Japan has already declared its intention to remain World leader within the hydrogen economy as a part of its carbon neutrality strategy. South Korea hopes that by 2050 hydrogen will supply a few third of its energy.
But Percy points out that despite all the joy, green hydrogen remains to be a small player in the worldwide decarbonization game at once. “Right now, it’s really a really small scale,” he says. But it’s getting going.
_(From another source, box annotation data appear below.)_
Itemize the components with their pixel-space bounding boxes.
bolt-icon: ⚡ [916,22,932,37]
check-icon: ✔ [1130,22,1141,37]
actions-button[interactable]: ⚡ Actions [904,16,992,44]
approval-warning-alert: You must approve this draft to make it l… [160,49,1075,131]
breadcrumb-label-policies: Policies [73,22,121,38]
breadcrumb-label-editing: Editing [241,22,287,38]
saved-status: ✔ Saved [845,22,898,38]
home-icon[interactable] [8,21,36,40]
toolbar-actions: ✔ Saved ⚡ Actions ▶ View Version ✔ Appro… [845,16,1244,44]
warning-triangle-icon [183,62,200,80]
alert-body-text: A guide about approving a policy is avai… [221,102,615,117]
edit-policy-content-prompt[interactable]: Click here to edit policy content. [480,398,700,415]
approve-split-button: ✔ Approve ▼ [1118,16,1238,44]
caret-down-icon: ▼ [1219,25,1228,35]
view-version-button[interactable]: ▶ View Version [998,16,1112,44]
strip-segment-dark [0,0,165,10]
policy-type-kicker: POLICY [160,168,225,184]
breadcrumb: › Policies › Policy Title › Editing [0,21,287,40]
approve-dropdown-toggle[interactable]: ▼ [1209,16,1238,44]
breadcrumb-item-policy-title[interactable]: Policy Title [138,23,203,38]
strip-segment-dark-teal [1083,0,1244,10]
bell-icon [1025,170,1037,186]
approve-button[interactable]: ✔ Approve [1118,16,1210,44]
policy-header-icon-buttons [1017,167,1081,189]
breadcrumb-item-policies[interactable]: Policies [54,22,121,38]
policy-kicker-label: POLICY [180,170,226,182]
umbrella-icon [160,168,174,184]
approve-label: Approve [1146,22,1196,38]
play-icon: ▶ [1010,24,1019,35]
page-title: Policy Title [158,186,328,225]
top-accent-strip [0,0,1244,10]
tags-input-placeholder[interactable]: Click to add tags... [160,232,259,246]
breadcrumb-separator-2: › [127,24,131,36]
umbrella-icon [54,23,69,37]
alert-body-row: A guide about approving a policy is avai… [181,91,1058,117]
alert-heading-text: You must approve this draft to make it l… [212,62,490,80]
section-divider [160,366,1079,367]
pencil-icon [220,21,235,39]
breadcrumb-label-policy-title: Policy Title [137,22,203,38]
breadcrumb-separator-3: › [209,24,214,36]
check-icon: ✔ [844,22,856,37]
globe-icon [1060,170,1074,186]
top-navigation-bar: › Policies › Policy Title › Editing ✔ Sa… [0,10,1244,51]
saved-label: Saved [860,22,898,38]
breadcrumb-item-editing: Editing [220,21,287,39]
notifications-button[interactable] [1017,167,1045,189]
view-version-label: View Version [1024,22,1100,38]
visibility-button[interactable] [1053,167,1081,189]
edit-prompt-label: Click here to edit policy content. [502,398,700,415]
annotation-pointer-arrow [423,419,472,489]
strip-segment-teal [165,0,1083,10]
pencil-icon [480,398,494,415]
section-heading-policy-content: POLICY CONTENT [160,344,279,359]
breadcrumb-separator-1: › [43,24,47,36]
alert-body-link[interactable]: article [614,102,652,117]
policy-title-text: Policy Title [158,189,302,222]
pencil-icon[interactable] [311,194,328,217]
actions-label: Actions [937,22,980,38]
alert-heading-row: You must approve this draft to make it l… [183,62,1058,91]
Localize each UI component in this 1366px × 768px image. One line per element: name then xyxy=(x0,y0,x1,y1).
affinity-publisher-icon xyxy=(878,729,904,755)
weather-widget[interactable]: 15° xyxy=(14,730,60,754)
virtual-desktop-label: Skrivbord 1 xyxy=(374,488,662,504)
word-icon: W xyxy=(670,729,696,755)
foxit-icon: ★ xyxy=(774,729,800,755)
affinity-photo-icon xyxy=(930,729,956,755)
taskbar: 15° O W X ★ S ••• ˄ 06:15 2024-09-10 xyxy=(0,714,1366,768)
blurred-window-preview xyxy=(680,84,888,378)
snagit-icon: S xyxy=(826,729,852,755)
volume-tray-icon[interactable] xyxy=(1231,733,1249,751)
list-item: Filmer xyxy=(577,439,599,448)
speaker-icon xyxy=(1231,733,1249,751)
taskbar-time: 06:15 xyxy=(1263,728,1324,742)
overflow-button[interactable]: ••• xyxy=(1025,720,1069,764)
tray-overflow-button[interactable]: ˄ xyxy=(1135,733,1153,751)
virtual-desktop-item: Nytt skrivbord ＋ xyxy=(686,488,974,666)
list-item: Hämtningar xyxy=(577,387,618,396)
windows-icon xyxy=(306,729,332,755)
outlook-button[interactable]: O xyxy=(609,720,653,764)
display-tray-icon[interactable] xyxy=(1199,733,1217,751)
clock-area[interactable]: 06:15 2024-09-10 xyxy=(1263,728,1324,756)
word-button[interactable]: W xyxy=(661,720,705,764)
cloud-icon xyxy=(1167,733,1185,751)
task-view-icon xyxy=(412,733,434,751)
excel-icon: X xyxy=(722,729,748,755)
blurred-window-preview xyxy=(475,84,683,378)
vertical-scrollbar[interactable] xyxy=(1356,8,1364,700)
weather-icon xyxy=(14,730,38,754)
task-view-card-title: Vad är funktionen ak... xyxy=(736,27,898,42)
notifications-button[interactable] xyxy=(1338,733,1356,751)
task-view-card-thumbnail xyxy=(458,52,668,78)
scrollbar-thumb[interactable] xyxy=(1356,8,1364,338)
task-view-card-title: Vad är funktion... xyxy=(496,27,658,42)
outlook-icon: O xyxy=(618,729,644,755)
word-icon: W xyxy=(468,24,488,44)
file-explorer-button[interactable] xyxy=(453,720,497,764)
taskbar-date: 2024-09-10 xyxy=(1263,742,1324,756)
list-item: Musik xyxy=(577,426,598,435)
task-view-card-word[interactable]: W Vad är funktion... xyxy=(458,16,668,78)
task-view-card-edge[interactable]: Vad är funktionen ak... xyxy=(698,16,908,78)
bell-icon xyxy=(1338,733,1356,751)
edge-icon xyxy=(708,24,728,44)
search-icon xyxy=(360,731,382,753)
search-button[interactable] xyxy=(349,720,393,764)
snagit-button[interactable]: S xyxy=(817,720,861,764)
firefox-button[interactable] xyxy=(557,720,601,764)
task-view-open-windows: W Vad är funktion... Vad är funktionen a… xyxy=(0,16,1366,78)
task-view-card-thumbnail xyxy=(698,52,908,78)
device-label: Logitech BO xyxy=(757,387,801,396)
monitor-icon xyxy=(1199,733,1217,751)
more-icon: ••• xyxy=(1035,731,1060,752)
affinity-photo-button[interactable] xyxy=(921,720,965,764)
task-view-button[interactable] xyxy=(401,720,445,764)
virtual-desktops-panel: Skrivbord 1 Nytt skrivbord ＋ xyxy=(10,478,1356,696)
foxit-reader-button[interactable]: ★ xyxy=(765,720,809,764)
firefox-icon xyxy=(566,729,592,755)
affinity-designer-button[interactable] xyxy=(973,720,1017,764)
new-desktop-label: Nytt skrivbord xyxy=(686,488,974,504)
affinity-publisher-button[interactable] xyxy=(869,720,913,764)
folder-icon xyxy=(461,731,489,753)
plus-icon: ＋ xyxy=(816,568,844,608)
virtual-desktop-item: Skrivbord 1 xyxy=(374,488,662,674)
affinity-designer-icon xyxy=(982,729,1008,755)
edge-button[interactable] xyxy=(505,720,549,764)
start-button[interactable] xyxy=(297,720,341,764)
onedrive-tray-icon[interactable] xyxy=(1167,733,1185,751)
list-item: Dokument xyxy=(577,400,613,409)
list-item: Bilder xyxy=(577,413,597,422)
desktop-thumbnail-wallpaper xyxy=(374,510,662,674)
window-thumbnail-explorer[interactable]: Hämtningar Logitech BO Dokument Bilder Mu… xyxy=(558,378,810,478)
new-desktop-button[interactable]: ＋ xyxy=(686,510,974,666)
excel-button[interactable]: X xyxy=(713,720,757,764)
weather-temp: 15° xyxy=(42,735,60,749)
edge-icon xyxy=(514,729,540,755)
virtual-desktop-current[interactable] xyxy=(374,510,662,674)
Chinese state-owned energy company Sinopec began construction on what will likely be the world’s largest green hydrogen installation. Upon completion, it can produce 30,000 tons of green hydrogen per yr. (At this point, lower than one million tons of low-carbon hydrogen are produced annually, most of which is produced using fossil fuels and the resulting carbon dioxide is then captured).
Spain can also be moving ahead in production and in 2020 revealed its plans to develop into a significant producer of hydrogen. He set himself the goal of production 4 gigawatts of green hydrogen per yr by 2030, but has already exceeded this number 4 times and plans to construct more production plants.
Cost remains to be a problem. About 60 percent of green hydrogen spending is the associated fee of the renewable energy used to supply it, Percy says, in order renewable energy becomes cheaper, so will hydrogen. The cost of electrolyser technology is one other major component of the relatively high price of hydrogen, but Mowill says electrolysers are getting increasingly efficient. There are also the logistics of storage, compression and transportation, which further drive up the worth of the green hydrogen molecule.
But because the hydrogen star rises, those costs will inevitably come down, says Percy. “If you have a look at what happened to solar, each solar and battery systems have gone down by about 80 percent in about 10 years,” he says. He predicts that the identical will occur with hydrogen once he finds a more solid technological basis. “The trials which are happening now are really necessary for the industry to learn from,” he says. “While it is a pilot scale today, in five years they may probably be ready for something greater.”